Kewajiban Menurut UUJN (pasal 16)

  1. Bertindak jujur, mandiri, seksama, tidak berpihak serta menjaga kepentingan dari pihak-pihak yang berkaitan dengan akta, salinan akta, serta kutipan
  2. Wajib dalam memberikan perbuatan hukum
  3. Membuatkan akta ke dalam bentuk minuta akta serta menyimpannya, sebagaimana bagian dari protokol dan juga menjamin kebenarannya. Notaris tidak diharuskan menyimpan minuta akta jika akta tersebut dibuat berbentuk akta originali.
  4. Mengeluarkan pelayanan yang sesuai ketentuan UUJN, terkecuali jika ada alasan menolaknya
  5. Wajib merahasiakan segala hal yang berkaitan akta serta sura-surat lainnya. demi melindungi semua kepentingan dari pihak-pihak terkait.
  6. Menjilid akta yang sudah dibuatnya dalam 1 bulan ke 1 buku/bundle dimana tidak melebihi dari 50 akta. Jika jumlahnya melebihi ketentuan maka bisa dijilid dalam buku lainnya.
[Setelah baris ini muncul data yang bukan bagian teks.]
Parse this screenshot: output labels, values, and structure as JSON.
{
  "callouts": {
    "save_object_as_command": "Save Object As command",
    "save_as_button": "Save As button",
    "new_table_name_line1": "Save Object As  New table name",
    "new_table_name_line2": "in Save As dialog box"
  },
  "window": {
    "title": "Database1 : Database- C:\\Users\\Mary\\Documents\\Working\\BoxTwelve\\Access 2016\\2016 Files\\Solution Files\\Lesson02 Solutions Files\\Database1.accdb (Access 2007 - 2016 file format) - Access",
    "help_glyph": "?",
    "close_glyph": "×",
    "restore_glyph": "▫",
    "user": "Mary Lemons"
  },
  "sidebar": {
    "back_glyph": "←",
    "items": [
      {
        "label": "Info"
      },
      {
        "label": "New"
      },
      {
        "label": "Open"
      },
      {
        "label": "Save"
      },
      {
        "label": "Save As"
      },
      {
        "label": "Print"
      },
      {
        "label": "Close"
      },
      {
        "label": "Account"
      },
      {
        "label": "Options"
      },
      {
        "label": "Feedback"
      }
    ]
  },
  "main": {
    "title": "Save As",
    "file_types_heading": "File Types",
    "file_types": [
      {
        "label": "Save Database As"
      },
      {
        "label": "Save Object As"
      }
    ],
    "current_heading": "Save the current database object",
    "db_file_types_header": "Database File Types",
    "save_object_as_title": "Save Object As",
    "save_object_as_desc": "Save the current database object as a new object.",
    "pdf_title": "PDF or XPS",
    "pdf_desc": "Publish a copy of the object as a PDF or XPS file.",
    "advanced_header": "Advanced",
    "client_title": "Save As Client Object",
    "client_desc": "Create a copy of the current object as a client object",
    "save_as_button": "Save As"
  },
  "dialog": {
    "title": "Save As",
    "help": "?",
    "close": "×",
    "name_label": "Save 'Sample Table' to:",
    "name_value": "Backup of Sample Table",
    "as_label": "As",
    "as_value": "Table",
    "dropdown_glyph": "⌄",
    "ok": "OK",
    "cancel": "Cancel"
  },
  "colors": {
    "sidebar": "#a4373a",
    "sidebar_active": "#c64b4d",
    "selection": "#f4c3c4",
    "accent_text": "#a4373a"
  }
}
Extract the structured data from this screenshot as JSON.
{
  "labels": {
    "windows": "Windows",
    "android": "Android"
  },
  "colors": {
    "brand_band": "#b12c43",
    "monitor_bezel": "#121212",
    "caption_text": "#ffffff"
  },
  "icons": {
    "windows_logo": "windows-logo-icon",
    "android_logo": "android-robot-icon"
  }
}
Mencatat jumlah minuta akta, bulan serta tahun pembuatannya di sampul setiap buku. Hal ini dimaksudkan jika dokumen-dokumen resmi otentik tersebut membutuhkan pengamanan baik, baik pada aktanya sendiri maupun isinya. Ini untuk mencegah terjadinya penyalahgunaan yang tidak bertanggung jawab
  7. Membuat daftar serta akta protes pada tidak diterimanya atau tidak dibayarnya surat berharga
  8. Membuat daftar akta yang berkaitan dengan wasiat menurut waktu pembuatan aktar di setiap bulannya. Mengirimkan daftar akta, yang dimaksudkan yaitu daftar akta nihil kepada Daftar Pusat Wasiat Departemen Hukum dan HAM. Setidaknya paling lambat setiap tanggal 5 setiap bulannya dan juga melaporkan kepada majelis pengawas daerah maksimal tanggal 15 setiap bulannya.
  9. Membacakan akta kepada penghadap, dihadiri minimal 2 saksi dan ditandatangani saat itu di depan para penghadap, notaris, serta saksi.
  10. Mencatata di dalam repotroium mengenal tanggal pengiriman daftar wasita di setiap akhir bulan
  11. Memiliki cap/stempel yang memuat lambang Negara Indonesia serta ruang yang melingkarinya tertulis nama, jabatan, serta tempat kedudukan yang terkait.
  12. Menerima magang calon notaris

Perbedaan Notaris Dan PPAT

Seringkali banyak orang yang salah mengira jika notaris dan PPAT adalah profesi yang sama. Tak heran karena terkadang keduanya terlihat dalam 1 plang yang sama. Namun perlu anda ketahui jika kedua profesi ini meskipun dianggap mempunyai tugas dan fungsi yang sama, namun keduanya jauh berbeda. Meskipun begitu tak jarang ditemukan notaris PPAT. Dan rangkap jabatan seperti tersebut memang diperbolehkan dalam peraturan perundang-undangan yang ada di Indonesia.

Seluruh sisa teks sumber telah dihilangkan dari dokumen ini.